El primer casting que hice para una película porno fue en Los Ángeles. Ya me había desnudado para Playboy, pero fue algo más sutil. Cuando llegué a presentarme, me fue mal: de una me dijeron que me pusiera en cuatro, que hiciera un montón de posiciones, y me intimidé. Además, no hablaba una palabra de inglés. Esa vez me rechazaron, pero el productor me dijo que estudiara el idioma y lo intentara de nuevo, así que cuando regresé a Colombia me matriculé en el Centro Colombo Americano.
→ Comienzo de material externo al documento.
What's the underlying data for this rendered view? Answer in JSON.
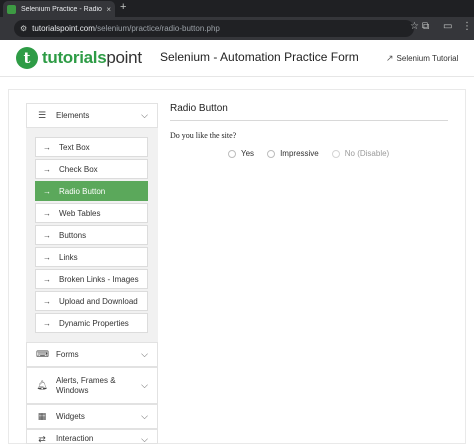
{
  "browser": {
    "tab_title": "Selenium Practice - Radio Bu...",
    "tab_close": "×",
    "new_tab": "+",
    "url_host": "tutorialspoint.com",
    "url_path": "/selenium/practice/radio-button.php",
    "icons": [
      "back-icon",
      "site-info-icon",
      "bookmark-star-icon",
      "extensions-icon",
      "tab-search-icon"
    ]
  },
  "header": {
    "logo_mark": "t",
    "logo_bold": "tutorials",
    "logo_thin": "point",
    "page_title": "Selenium - Automation Practice Form",
    "tutorial_link": "Selenium Tutorial"
  },
  "sidebar": {
    "sections": [
      {
        "label": "Elements",
        "icon": "hamburger-icon"
      },
      {
        "label": "Forms",
        "icon": "keyboard-icon"
      },
      {
        "label": "Alerts, Frames &",
        "label2": "Windows",
        "icon": "bell-icon"
      },
      {
        "label": "Widgets",
        "icon": "grid-icon"
      },
      {
        "label": "Interaction",
        "icon": "swap-icon"
      }
    ],
    "items": [
      {
        "label": "Text Box"
      },
      {
        "label": "Check Box"
      },
      {
        "label": "Radio Button",
        "active": true
      },
      {
        "label": "Web Tables"
      },
      {
        "label": "Buttons"
      },
      {
        "label": "Links"
      },
      {
        "label": "Broken Links - Images"
      },
      {
        "label": "Upload and Download"
      },
      {
        "label": "Dynamic Properties"
      }
    ]
  },
  "main": {
    "title": "Radio Button",
    "question": "Do you like the site?",
    "options": [
      {
        "label": "Yes",
        "disabled": false
      },
      {
        "label": "Impressive",
        "disabled": false
      },
      {
        "label": "No (Disable)",
        "disabled": true
      }
    ]
  },
  "colors": {
    "brand_green": "#2e9c46",
    "active_item": "#5ba85b"
  }
}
Luego contacté a otro productor, por medio de mi marido, y viajé a Miami a hacer un casting. Ese productor estaba apenas empezando y había intentado trabajar con varias estrellas del porno, pero ninguna lo aceptaba por su falta de experiencia. Lo chistoso fue que, cuando filmamos la primera película (South Beach Cruisin’ 3), se volvió tan famosa que luego esas mismas actrices lo llamaban para que él las dirigiera.

2.

La mayoría de las escenas salen tal cual, desde que iniciamos hasta que se terminan. Si hay buena química entre los actores, como a mí me pasa, el productor nos deja seguir, casi no hay cortes. Cuando hice la primera, el actor sabía que yo era nueva en eso, entonces no fue tan brusco; fue muy paciente conmigo, porque hacer porno es muy fatigante: se te va el aire, sobre todo cuando te toca estar encima. Además, el dolor en las piernas es terrible —más que en la vagina—; por eso cuando él veía que no me respondían, pedía que cortáramos.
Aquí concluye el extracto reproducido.